12.BESLISSING
- verklaart het onder feit 1, feit 3 primair en feit 3 subsidiair niet bewezen en spreekt verdachte daarvan vrij;
- verklaart het onder feit 2, feit 3 meer subsidiair en feit 4 tenlastegelegde bewezen zoals hiervoor in rubriek 5 is vermeld;
- verklaart het meer of anders tenlastegelegde niet bewezen en spreekt verdachte daarvan vrij;
- verklaart het bewezen verklaarde strafbaar en kwalificeert dit zoals hiervoor in rubriek 6 is vermeld;
- verklaart verdachte strafbaar;
- veroordeelt verdachte tot een
gevangenisstrafvoor de duur van
3 maanden;
- bepaalt dat de tijd, door de verdachte vóór de tenuitvoerlegging van deze uitspraak in verzekering en voorlopige hechtenis doorgebracht, op de tenuitvoerlegging van de gevangenisstraf in mindering zal worden gebracht;
- legt aan verdachte op de
maatregel strekkende tot beperking van de vrijheidvoor de duur van
2 jaar;
- beveelt dat verdachte op geen enkele wijze - direct of indirect - contact zal zoeken en/of hebben met [slachtoffer] , geboren op [2000] ;
- beveelt dat voor het geval de maatregel wordt overtreden telkens 1 week hechtenis wordt toegepast;
- beveelt dat de totale duur van de toe te passen hechtenis ten hoogste 6 maanden bedraagt;
- beveelt dat de maatregel dadelijk uitvoerbaar is;
Benadeelde partij [slachtoffer] (feit 2)
- wijst de vordering van [slachtoffer] toe tot een bedrag van €
- veroordeelt verdachte tot betaling aan [slachtoffer] van het toegewezen bedrag, vermeerderd met de wettelijke rente vanaf 3 februari 2020 tot aan de dag van volledige betaling;
- verklaart de benadeelde partij in het resterende gedeelte van haar vordering niet-ontvankelijk en bepaalt dat zij de vordering voor dat gedeelte bij de burgerlijke rechter aan kan brengen;
- veroordeelt verdachte ook in de kosten door de benadeelde partij gemaakt en ten behoeve van de tenuitvoerlegging van deze uitspraak nog te maken, tot op heden begroot op nihil;
- legt verdachte de verplichting op ten behoeve van [slachtoffer] aan de Staat
€ 1.911,90 te betalen, vermeerderd met de wettelijke rente vanaf 3 februari 2020 tot de dag van de algehele voldoening, bij niet betaling aan te vullen met 29 dagen gijzeling;
- bepaalt dat verdachte van zijn verplichting tot het vergoeden van schade is bevrijd als hij op een van de hiervoor beschreven manieren de schade aan de benadeelde heeft vergoed;
Vordering tenuitvoerlegging met parketnummer 03/700091-15
- wijst de vordering tot tenuitvoerlegging toe;
- gelast dat de voorwaardelijk opgelegde gevangenisstraf voor de duur van 6 maanden ten uitvoer zal worden gelegd;
Vordering tenuitvoerlegging met parketnummer 16/125560-18
- wijst de vordering tot tenuitvoerlegging toe;
- gelast dat de voorwaardelijk opgelegde gevangenisstraf voor de duur van 2 weken ten uitvoer zal worden gelegd;
Vordering tenuitvoerlegging met parketnummer 16/659558-18
- wijst de vordering tot tenuitvoerlegging toe;
- gelast dat de voorwaardelijk opgelegde gevangenisstraf voor de duur van 2 maanden ten uitvoer zal worden gelegd.

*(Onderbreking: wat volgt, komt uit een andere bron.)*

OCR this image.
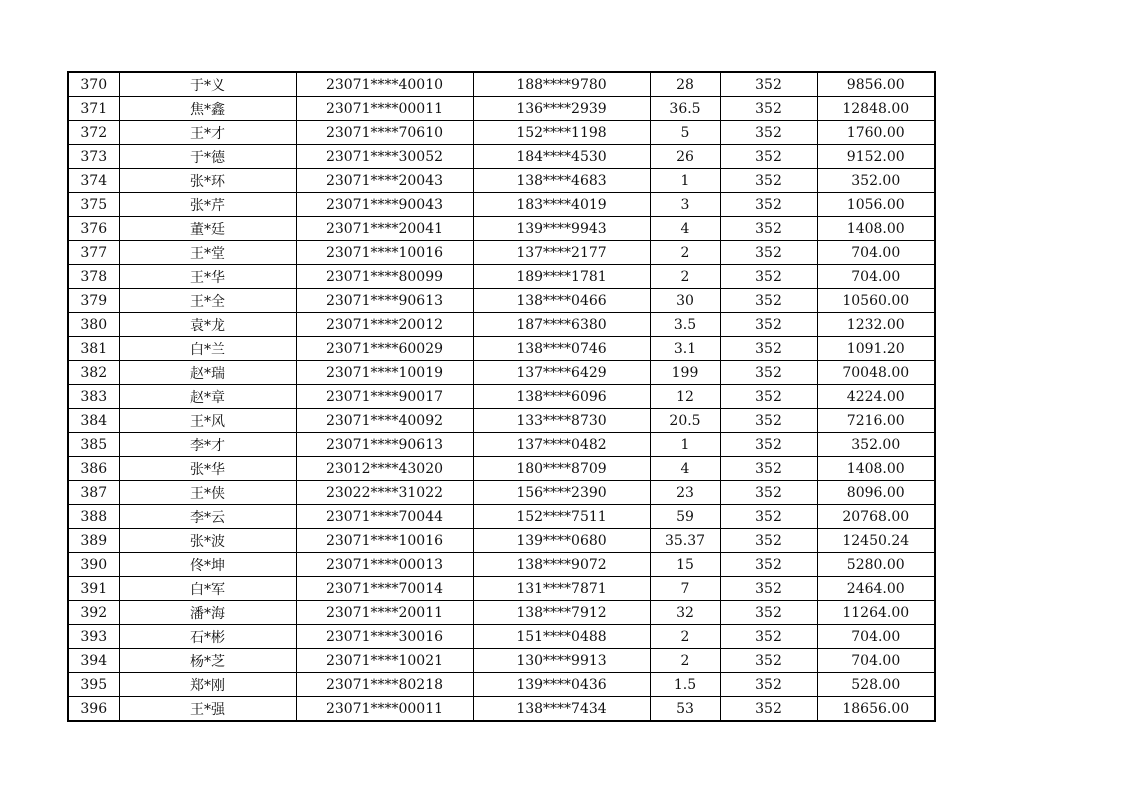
370	于*义	23071****40010	188****9780	28	352	9856.00
371	焦*鑫	23071****00011	136****2939	36.5	352	12848.00
372	王*才	23071****70610	152****1198	5	352	1760.00
373	于*德	23071****30052	184****4530	26	352	9152.00
374	张*环	23071****20043	138****4683	1	352	352.00
375	张*芹	23071****90043	183****4019	3	352	1056.00
376	董*廷	23071****20041	139****9943	4	352	1408.00
377	王*堂	23071****10016	137****2177	2	352	704.00
378	王*华	23071****80099	189****1781	2	352	704.00
379	王*全	23071****90613	138****0466	30	352	10560.00
380	袁*龙	23071****20012	187****6380	3.5	352	1232.00
381	白*兰	23071****60029	138****0746	3.1	352	1091.20
382	赵*瑞	23071****10019	137****6429	199	352	70048.00
383	赵*章	23071****90017	138****6096	12	352	4224.00
384	王*风	23071****40092	133****8730	20.5	352	7216.00
385	李*才	23071****90613	137****0482	1	352	352.00
386	张*华	23012****43020	180****8709	4	352	1408.00
387	王*侠	23022****31022	156****2390	23	352	8096.00
388	李*云	23071****70044	152****7511	59	352	20768.00
389	张*波	23071****10016	139****0680	35.37	352	12450.24
390	佟*坤	23071****00013	138****9072	15	352	5280.00
391	白*军	23071****70014	131****7871	7	352	2464.00
392	潘*海	23071****20011	138****7912	32	352	11264.00
393	石*彬	23071****30016	151****0488	2	352	704.00
394	杨*芝	23071****10021	130****9913	2	352	704.00
395	郑*刚	23071****80218	139****0436	1.5	352	528.00
396	王*强	23071****00011	138****7434	53	352	18656.00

Dit vonnis is gewezen door mr. Y.M. Vanwersch, voorzitter,
mrs. C. van de Lustgraaf en I.G.C. Bij de Vaate, rechters,
bijgestaan door mr. M.Z. Schoppink, griffier,
en is uitgesproken op de openbare terechtzitting van 29 mei 2020.
Mr. Bij de Vaate is buiten staat dit vonnis mede te ondertekenen.
Bijlage: de tenlastelegging
Aan verdachte wordt ten laste gelegd dat:
1
hij, op of omstreeks 3 februari 2020, te Utrecht, althans in het arrondissement Midden-Nederland, [slachtoffer] heeft mishandeld door die [slachtoffer]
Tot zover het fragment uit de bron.